Was these transformations obvious to you? Probably not… That’s why differentiation is just a mechanic while integration is an art…

In the MIT lecture 6.001 “Structure and Interpretation of Computer Programs” by Sussman and Abelson this contrast is briefly discussed in terms of pattern matching. See the lecture video (at 3:56) or alternatively the transcript (p. 2 or see the quote below). The book used in the lecture does not provide further details.

Edit: Apparently, they discuss the Risch algorithm. It might be worthwhile to have a look at the same question on mathoverflow.SE: Why is differentiating mechanics and integration art?
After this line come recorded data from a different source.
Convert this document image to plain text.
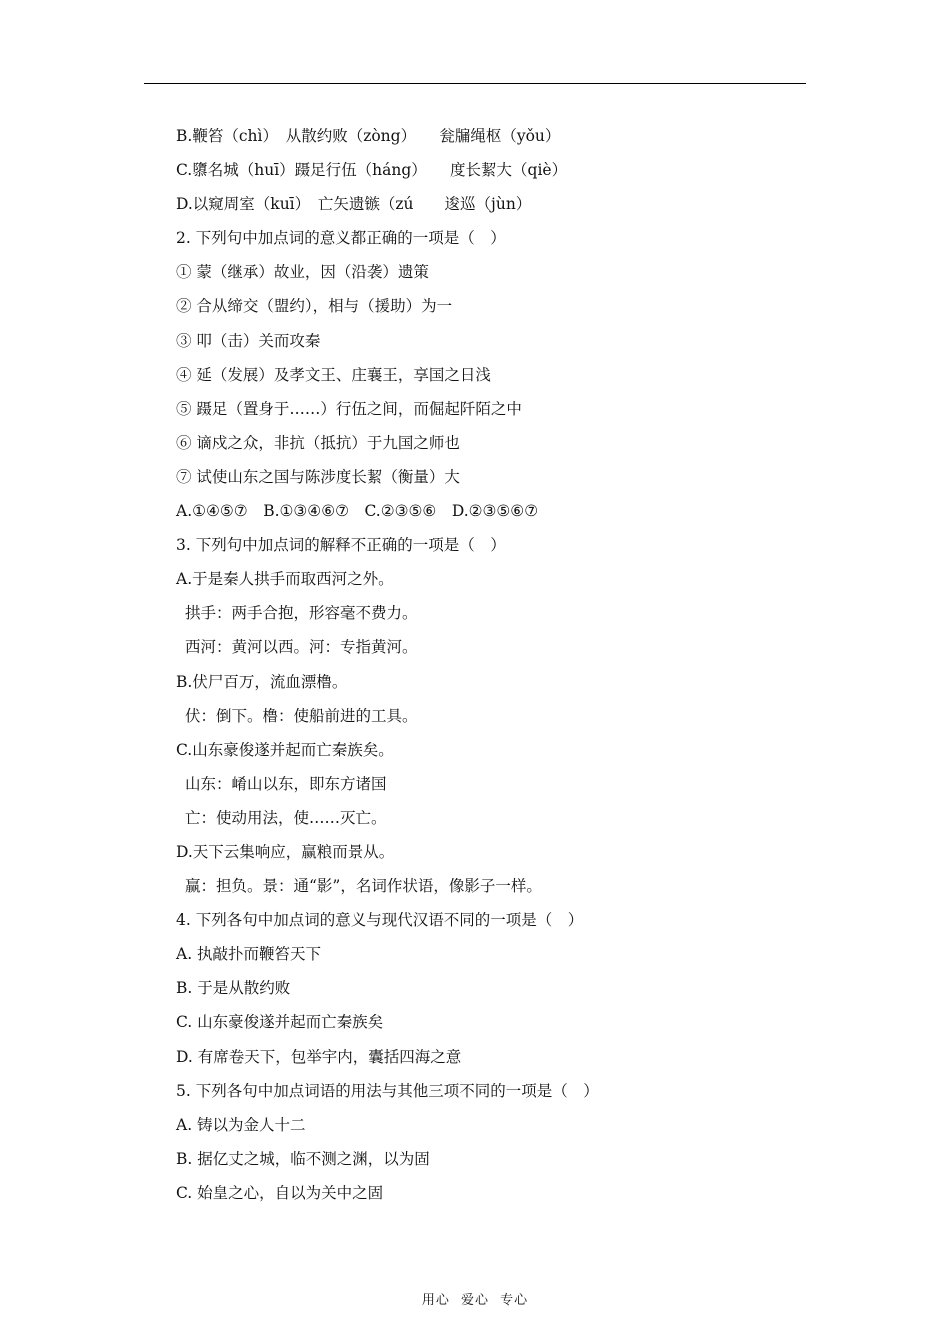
B.鞭笞（chì）　从散约败（zòng）　　瓮牖绳枢（yǒu）
C.隳名城（huī）蹑足行伍（háng）　　度长絜大（qiè）
D.以窥周室（kuī）　亡矢遗镞（zú　　逡巡（jùn）
2. 下列句中加点词的意义都正确的一项是（　）
① 蒙（继承）故业，因（沿袭）遗策
② 合从缔交（盟约），相与（援助）为一
③ 叩（击）关而攻秦
④ 延（发展）及孝文王、庄襄王，享国之日浅
⑤ 蹑足（置身于……）行伍之间，而倔起阡陌之中
⑥ 谪戍之众，非抗（抵抗）于九国之师也
⑦ 试使山东之国与陈涉度长絜（衡量）大
A.①④⑤⑦　B.①③④⑥⑦　C.②③⑤⑥　D.②③⑤⑥⑦
3. 下列句中加点词的解释不正确的一项是（　）
A.于是秦人拱手而取西河之外。
拱手：两手合抱，形容毫不费力。
西河：黄河以西。河：专指黄河。
B.伏尸百万，流血漂橹。
伏：倒下。橹：使船前进的工具。
C.山东豪俊遂并起而亡秦族矣。
山东：崤山以东，即东方诸国
亡：使动用法，使……灭亡。
D.天下云集响应，赢粮而景从。
赢：担负。景：通“影”，名词作状语，像影子一样。
4. 下列各句中加点词的意义与现代汉语不同的一项是（　）
A. 执敲扑而鞭笞天下
B. 于是从散约败
C. 山东豪俊遂并起而亡秦族矣
D. 有席卷天下，包举宇内，囊括四海之意
5. 下列各句中加点词语的用法与其他三项不同的一项是（　）
A. 铸以为金人十二
B. 据亿丈之城，临不测之渊，以为固
C. 始皇之心，自以为关中之固
用心 爱心 专心
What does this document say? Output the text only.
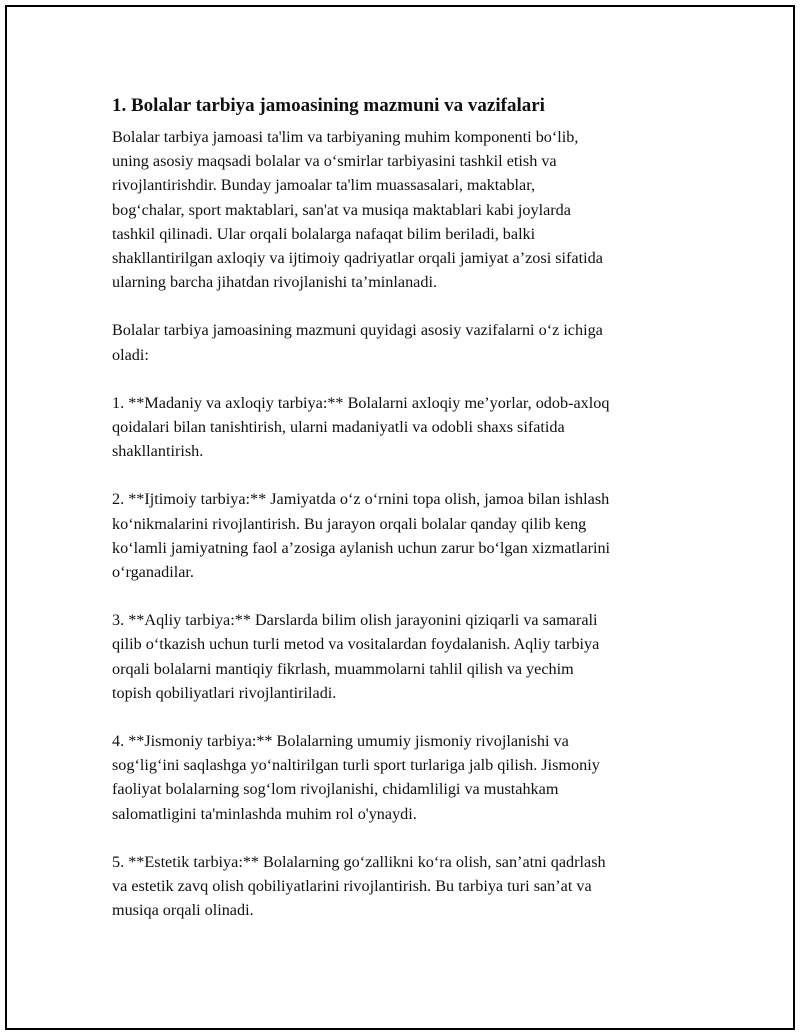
1. Bolalar tarbiya jamoasining mazmuni va vazifalari
Bolalar tarbiya jamoasi ta'lim va tarbiyaning muhim komponenti bo‘lib,
uning asosiy maqsadi bolalar va o‘smirlar tarbiyasini tashkil etish va
rivojlantirishdir. Bunday jamoalar ta'lim muassasalari, maktablar,
bog‘chalar, sport maktablari, san'at va musiqa maktablari kabi joylarda
tashkil qilinadi. Ular orqali bolalarga nafaqat bilim beriladi, balki
shakllantirilgan axloqiy va ijtimoiy qadriyatlar orqali jamiyat a’zosi sifatida
ularning barcha jihatdan rivojlanishi ta’minlanadi.
Bolalar tarbiya jamoasining mazmuni quyidagi asosiy vazifalarni o‘z ichiga
oladi:
1. **Madaniy va axloqiy tarbiya:** Bolalarni axloqiy me’yorlar, odob-axloq
qoidalari bilan tanishtirish, ularni madaniyatli va odobli shaxs sifatida
shakllantirish.
2. **Ijtimoiy tarbiya:** Jamiyatda o‘z o‘rnini topa olish, jamoa bilan ishlash
ko‘nikmalarini rivojlantirish. Bu jarayon orqali bolalar qanday qilib keng
ko‘lamli jamiyatning faol a’zosiga aylanish uchun zarur bo‘lgan xizmatlarini
o‘rganadilar.
3. **Aqliy tarbiya:** Darslarda bilim olish jarayonini qiziqarli va samarali
qilib o‘tkazish uchun turli metod va vositalardan foydalanish. Aqliy tarbiya
orqali bolalarni mantiqiy fikrlash, muammolarni tahlil qilish va yechim
topish qobiliyatlari rivojlantiriladi.
4. **Jismoniy tarbiya:** Bolalarning umumiy jismoniy rivojlanishi va
sog‘lig‘ini saqlashga yo‘naltirilgan turli sport turlariga jalb qilish. Jismoniy
faoliyat bolalarning sog‘lom rivojlanishi, chidamliligi va mustahkam
salomatligini ta'minlashda muhim rol o'ynaydi.
5. **Estetik tarbiya:** Bolalarning go‘zallikni ko‘ra olish, san’atni qadrlash
va estetik zavq olish qobiliyatlarini rivojlantirish. Bu tarbiya turi san’at va
musiqa orqali olinadi.
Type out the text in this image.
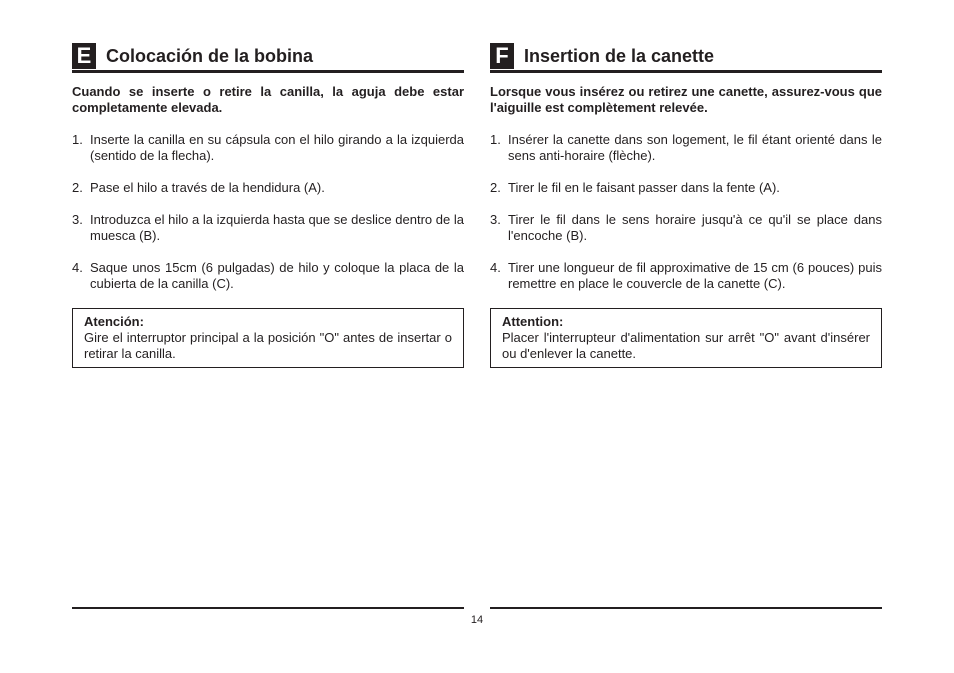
E Colocación de la bobina
Cuando se inserte o retire la canilla, la aguja debe estar completamente elevada.
1. Inserte la canilla en su cápsula con el hilo girando a la izquierda (sentido de la flecha).
2. Pase el hilo a través de la hendidura (A).
3. Introduzca el hilo a la izquierda hasta que se deslice dentro de la muesca (B).
4. Saque unos 15cm (6 pulgadas) de hilo y coloque la placa de la cubierta de la canilla (C).
Atención:
Gire el interruptor principal a la posición "O" antes de insertar o retirar la canilla.
F Insertion de la canette
Lorsque vous insérez ou retirez une canette, assurez-vous que l'aiguille est complètement relevée.
1. Insérer la canette dans son logement, le fil étant orienté dans le sens anti-horaire (flèche).
2. Tirer le fil en le faisant passer dans la fente (A).
3. Tirer le fil dans le sens horaire jusqu'à ce qu'il se place dans l'encoche (B).
4. Tirer une longueur de fil approximative de 15 cm (6 pouces) puis remettre en place le couvercle de la canette (C).
Attention:
Placer l'interrupteur d'alimentation sur arrêt "O" avant d'insérer ou d'enlever la canette.
14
And you know from calculus that it’s easy to produce derivatives of
arbitrary expressions. You also know from your elementary calculus
that it’s hard to produce integrals. Yet integrals and derivatives are
opposites of each other. They’re inverse operations. And they have the
same rules. What is special about these rules that makes it possible
for one to produce derivatives easily and integrals why it’s so hard?
Let’s think about that very simply.

Look at these rules. Every one of these rules, when used in the
direction for taking derivatives, which is in the direction of this
arrow, the left side is matched against your expression, and the right
side is the thing which is the derivative of that expression. The
arrow is going that way. In each of these rules, the expressions on
the right – hand side of the rule that are contained within
derivatives are subexpressions, are proper subexpressions, of the
expression on the left – hand side.

So here we see the derivative of the sum, with is the expression on
the left – hand side is the sum of the derivatives of the pieces. So
the rule of moving to the right are reduction rules. The problem
becomes easier. I turn a big complicated problem it’s lots of smaller
problems and then combine the results, a perfect place for recursion
to work.

If I’m going in the other direction like this, if I’m trying to
produce integrals, well there are several problems you see here. First
of all, if I try to integrate an expression like a sum, more than one
rule matches.
Here’s one that matches. Here’s one that matches. I
don’t know which one to take. And they may be different. I may get to
explore different things. Also, the expressions become larger in that
direction. And when the expressions become larger, then there’s no
guarantee that any particular path I choose will terminate, because we
will only terminate by accidental cancellation.
So that’s why
integrals are complicated searches and hard to do.

I will try to bring this to you in another way .Let us start by thinking in terms of something as simple as a straight line .
If I give you the equation of a line y = mx + c , it’s slope can be easily determined which in this case is nothing but m .
.Now let me make the question a bit trickier .Let me say that the line given above intersects the x and y axis at some points .I ask you to give me the area between the line,the abcissa and the ordinate

This is obviously not as easy as finding the slope .You shall have to find the intersection of the line with the axis and get two points of intersection and then taking the origin as a third point find the area .
This is not the only method of finding the area as we know there are loads of formulas for finding the area of a triangle .
Let us now view this in terms of curves .If the simple process of finding the slope in case of a line is translated to curves we get differential calculus which is a bit more complicated than the method of finding slopes of straight lines .

Add finding the area under the curve to that and you get integral calculus which by our experience from straight lines we know should be much harder than finding the slope ie differentiation .Also there is no one fixed method for finding the area of a figure .hence the Many methods of. Integration.